Revenues from the Metal Coil Coating segment increased 4% year over year to $56.5 million led by HVAC, lighting fixtures, and appliance sales and strong shipments of heavy gauge packages to construction markets. Operating profit was $5.5 million in the quarter, up 8% from the prior-year quarter.
The Metal Component segment generated revenues of $161 million, up 13% year over year. The segment benefited from the recent Metl-Span acquisition. Operating profit for the segment decreased 14% to $8 million in the quarter due to increase in costs associated with the integration of Metl-Span, the ramp up of the recently renovated Mattoon, Ill., plant, and increased costs for sales and marketing. However, increased volume in insulated metal panels as a result of the Metl-Span acquisition was a minor deterrent.
As of Jul 28, 2013, NCI Building Systems had cash and cash equivalents of $16.1 million, down from $55 million as of Oct 28, 2012. Long-term debt increased to $241 million as of Jul 28, 2013 from $234 million as of Oct 28, 2012. Cash used in operating activities was $9.1 million in the first nine months of 2013 compared with cash provided by operating activities of $20.2 million in the prior-year comparable period.
Management did not provide any specific guidance for fiscal 2013. The company noted that low-rise non-residential construction starts have declined in the first nine months of fiscal 2013; suggesting that the market is unlikely to recover sufficiently to deliver annual growth in volumes. However, NCI Building remains positive that the industry will return to the 40-year trend of 1.3 billion square feet of new construction starts during the next few years.
The company expects to benefit from strong backlog in the fourth quarter of 2013. Furthermore, the Coatings group continues to benefit from higher volumes and expanding margin and the Middletown, Ohio, light gauge paint line has ramped up production and remains on track to become profitable in the fourth quarter of 2013. Revenues will also benefit from the announced price increase for several of its product lines.
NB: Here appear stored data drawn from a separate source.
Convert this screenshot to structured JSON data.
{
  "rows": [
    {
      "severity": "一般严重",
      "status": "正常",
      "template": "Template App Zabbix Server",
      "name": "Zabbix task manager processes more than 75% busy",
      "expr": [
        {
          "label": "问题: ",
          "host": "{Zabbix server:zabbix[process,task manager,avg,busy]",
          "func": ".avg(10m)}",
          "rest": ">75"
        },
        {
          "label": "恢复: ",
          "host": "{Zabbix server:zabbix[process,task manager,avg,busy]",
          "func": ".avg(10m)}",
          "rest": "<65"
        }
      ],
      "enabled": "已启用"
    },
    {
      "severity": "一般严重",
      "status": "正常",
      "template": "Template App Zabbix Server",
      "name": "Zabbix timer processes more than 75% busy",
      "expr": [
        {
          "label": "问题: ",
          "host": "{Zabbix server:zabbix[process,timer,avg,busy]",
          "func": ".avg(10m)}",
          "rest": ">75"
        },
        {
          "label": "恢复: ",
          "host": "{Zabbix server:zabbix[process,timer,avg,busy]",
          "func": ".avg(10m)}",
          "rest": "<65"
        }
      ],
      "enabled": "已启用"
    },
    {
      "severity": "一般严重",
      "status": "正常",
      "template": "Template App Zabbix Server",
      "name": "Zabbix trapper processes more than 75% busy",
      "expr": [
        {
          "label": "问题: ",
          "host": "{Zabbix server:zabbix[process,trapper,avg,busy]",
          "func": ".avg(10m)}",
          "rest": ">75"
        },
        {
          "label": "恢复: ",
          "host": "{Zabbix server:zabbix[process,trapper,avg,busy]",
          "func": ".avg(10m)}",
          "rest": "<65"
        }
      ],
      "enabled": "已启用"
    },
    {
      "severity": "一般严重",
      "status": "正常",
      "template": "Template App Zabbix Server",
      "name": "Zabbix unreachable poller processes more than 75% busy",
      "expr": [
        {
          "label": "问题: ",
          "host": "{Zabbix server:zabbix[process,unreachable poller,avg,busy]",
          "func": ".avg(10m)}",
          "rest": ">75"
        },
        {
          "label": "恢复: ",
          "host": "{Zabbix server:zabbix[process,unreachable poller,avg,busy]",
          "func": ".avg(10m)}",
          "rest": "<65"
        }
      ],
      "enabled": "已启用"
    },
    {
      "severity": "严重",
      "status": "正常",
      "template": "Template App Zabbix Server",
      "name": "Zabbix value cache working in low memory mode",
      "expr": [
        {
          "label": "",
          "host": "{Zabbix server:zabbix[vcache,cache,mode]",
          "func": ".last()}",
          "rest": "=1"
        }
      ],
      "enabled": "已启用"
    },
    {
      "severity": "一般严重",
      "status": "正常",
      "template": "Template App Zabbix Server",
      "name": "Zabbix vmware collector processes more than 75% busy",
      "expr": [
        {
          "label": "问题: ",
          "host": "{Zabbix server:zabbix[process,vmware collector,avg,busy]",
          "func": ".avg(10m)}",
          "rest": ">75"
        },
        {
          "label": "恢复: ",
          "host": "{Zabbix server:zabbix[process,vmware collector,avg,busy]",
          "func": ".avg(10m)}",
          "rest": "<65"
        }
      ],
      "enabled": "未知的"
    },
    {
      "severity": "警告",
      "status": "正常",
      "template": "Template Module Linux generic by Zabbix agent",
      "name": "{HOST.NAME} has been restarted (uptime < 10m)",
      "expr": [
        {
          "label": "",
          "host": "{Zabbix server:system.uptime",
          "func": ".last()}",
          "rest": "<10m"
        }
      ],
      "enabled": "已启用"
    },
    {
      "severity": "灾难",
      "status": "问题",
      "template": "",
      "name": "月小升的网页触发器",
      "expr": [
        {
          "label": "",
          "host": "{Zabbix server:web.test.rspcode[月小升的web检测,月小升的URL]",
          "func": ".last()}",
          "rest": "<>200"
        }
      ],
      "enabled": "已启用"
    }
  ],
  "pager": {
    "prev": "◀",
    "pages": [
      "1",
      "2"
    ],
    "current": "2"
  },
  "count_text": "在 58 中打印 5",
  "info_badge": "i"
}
NCI Building Systems’ acquisition of Metl-Span LLC will position NCI Building as a leader in the insulated metal panel business by diversifying and expanding its existing product range. In addition, NCI Building will also be benefited by a growing customer base as well as a distribution network in North America.
The American Institute of Architect's Architectural Billing Index in Jul 2013 was at 52.7, up from 51.6 in June and projects inquiry index increased to 66.4 in July from 62.6 in June. The non-residential construction is showing signs of a turnaround, which will benefit NCI Building Systems.
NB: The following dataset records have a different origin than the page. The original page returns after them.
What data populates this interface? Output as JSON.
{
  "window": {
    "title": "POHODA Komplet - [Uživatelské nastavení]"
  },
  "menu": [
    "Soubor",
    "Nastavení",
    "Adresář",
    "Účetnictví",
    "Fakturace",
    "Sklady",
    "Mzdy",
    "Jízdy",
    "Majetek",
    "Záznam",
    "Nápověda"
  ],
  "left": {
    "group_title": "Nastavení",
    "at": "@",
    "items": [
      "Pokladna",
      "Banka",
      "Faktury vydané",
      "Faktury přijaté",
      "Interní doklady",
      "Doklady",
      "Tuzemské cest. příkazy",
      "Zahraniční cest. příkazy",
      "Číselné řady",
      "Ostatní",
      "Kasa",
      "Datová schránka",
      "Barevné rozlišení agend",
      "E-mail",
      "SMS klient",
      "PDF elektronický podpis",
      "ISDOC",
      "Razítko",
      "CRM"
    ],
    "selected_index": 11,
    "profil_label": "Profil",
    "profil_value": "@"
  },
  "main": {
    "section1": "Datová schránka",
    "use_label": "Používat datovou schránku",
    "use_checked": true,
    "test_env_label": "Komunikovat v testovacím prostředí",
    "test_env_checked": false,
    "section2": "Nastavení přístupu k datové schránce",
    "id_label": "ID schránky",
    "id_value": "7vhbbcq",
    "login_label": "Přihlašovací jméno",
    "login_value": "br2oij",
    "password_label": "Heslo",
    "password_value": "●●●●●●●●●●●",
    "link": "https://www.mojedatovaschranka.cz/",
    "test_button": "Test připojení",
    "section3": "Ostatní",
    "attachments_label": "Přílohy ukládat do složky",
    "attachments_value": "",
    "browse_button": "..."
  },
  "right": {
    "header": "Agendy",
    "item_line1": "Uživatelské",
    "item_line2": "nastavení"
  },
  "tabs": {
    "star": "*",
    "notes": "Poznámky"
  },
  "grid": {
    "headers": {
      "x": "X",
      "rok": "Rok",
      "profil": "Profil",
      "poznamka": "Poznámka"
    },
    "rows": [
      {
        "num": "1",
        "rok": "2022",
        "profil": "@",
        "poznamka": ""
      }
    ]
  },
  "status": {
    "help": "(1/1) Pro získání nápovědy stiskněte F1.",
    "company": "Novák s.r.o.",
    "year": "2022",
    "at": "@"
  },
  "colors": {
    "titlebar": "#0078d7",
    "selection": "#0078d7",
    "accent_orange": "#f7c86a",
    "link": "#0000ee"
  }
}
Based in Texas, NCI Building Systems is one of the largest integrated manufacturers of metal products for the North American non-residential construction industry. Currently, the shares of NCI Building Systems retain a Zacks Rank #3 (Hold). Other companies in the building and construction industry with favorable Zacks Ranks are CaesarStone Sdot-Yam Ltd. (CSTE), with a Zacks Rank #1 (Strong Buy), while Drew Industries Inc. () and PGT, Inc. (PGTI - Snapshot Report) both carry a Zacks Rank #2 (Buy).